There’s no doubt we’ll see a prescribed rate of 1 per cent for the second quarter of 2022, but it’s possible that we could see the rate rise to 2 per cent on July 1. Consider the following ideas before July to take advantage of the current prescribed rate.

The spousal loan

Consider making a loan to your lower-income spouse. If you charge your spouse the 1 per cent prescribed rate on the loan, then any income earned by your spouse on the loaned funds will be taxed in your spouse’s hands – not your hands. Normally, the attribution rules will apply to cause you to pay the tax instead, but charging the 1 per cent gets you out of those rules.

You’ll have to pay tax on the 1 per cent paid by your spouse, and he or she will have to pay you by Jan. 30 each year for the prior year interest charge. Your spouse will be allowed a deduction for the interest paid to you. The great news? That 1-per-cent rate can be locked-in for as long as the loan is outstanding.

The child loan

Similar to a spousal loan, you can lend money for the benefit of a minor child – typically to a trust – to have those dollars invested and the income taxed in the hands of the child. Again, you’ll need to charge the prescribed rate on the loan, but the 1-per-cent rate can be locked-in indefinitely if you set this up before the rate increase.

As an aside, if you set up a loan at a higher prescribed rate later, and then rates drop again, you can’t simply redo the loan at the lower rate unless the higher-rate loan is paid off first.

The employee loan

As an employee, you can borrow money from your employer at low rates today. You’ll be deemed to have received a taxable employment benefit for any interest-free or reduced-interest loan. The taxable amount equals the prescribed rate of interest (1 per cent today) less the actual amount of interest you pay on the loan. By this math, you won’t have a taxable employment benefit if you pay just 1 per cent on the loan.

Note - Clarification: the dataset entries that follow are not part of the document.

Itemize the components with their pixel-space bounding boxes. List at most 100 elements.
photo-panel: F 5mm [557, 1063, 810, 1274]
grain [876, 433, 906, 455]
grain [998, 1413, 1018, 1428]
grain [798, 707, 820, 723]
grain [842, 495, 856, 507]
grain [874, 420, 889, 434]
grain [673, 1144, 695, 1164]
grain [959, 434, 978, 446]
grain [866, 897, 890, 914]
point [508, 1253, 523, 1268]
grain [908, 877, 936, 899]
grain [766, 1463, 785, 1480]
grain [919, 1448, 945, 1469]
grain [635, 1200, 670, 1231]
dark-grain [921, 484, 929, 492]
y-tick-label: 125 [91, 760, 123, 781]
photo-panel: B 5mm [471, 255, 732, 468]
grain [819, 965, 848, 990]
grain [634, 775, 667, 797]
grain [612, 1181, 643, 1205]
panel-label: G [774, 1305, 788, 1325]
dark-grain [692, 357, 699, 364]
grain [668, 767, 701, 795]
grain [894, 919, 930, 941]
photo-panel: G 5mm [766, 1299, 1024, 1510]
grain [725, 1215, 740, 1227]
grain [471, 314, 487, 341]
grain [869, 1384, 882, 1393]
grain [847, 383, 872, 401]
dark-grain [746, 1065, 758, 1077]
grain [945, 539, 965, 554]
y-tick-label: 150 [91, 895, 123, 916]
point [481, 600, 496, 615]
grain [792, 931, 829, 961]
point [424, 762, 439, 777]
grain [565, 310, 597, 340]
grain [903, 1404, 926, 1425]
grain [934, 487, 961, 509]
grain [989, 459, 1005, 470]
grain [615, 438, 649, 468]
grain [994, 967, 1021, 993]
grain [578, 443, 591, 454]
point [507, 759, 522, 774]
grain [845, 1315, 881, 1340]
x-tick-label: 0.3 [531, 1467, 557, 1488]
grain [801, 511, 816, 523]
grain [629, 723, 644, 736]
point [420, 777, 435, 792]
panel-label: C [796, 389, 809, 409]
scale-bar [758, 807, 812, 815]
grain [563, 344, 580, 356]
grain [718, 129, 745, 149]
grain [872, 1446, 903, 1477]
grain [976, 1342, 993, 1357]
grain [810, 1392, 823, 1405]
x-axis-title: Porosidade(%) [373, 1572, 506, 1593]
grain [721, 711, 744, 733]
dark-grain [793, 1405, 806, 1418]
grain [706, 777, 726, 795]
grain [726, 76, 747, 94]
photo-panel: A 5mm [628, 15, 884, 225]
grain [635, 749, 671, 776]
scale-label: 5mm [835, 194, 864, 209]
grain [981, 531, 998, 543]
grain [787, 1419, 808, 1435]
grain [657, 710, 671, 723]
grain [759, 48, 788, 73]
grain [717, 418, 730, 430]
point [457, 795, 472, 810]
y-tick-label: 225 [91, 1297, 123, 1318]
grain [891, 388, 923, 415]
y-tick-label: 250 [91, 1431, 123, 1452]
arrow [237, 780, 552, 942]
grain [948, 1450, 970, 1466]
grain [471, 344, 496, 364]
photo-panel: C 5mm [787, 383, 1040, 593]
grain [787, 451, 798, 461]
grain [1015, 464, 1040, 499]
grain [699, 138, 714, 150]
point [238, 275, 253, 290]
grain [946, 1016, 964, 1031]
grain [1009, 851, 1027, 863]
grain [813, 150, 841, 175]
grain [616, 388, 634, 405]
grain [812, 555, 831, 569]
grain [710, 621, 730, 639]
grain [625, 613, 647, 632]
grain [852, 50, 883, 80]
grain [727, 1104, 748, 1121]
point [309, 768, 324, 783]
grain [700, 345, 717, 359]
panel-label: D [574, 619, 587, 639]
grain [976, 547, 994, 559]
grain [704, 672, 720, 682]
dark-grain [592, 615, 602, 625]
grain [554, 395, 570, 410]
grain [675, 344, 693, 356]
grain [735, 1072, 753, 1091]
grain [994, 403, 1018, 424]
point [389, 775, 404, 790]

In addition, there’s a special rule that applies if you borrow from your employer for the purpose of buying a home. Under this rule, the taxable benefit for the first five years is calculated using the lesser of the prescribed rate in effect when the loan was made, or in the particular quarter that the benefit is being calculated. The rules are a little complex, so speak to a tax pro if your employer has made a home loan to you.

The shareholder loan

There are special rules around loans to shareholders that could cause the loan to be included in your income if you’re a shareholder and have borrowed from your company. Some loans will avoid these rules. In this case, there could still be a taxable interest benefit, but if you pay the prescribed rate – just 1 per cent today – you’ll avoid this taxable benefit. Borrowing today while the prescribed rate is low could make sense. Speak to a tax pro for more details.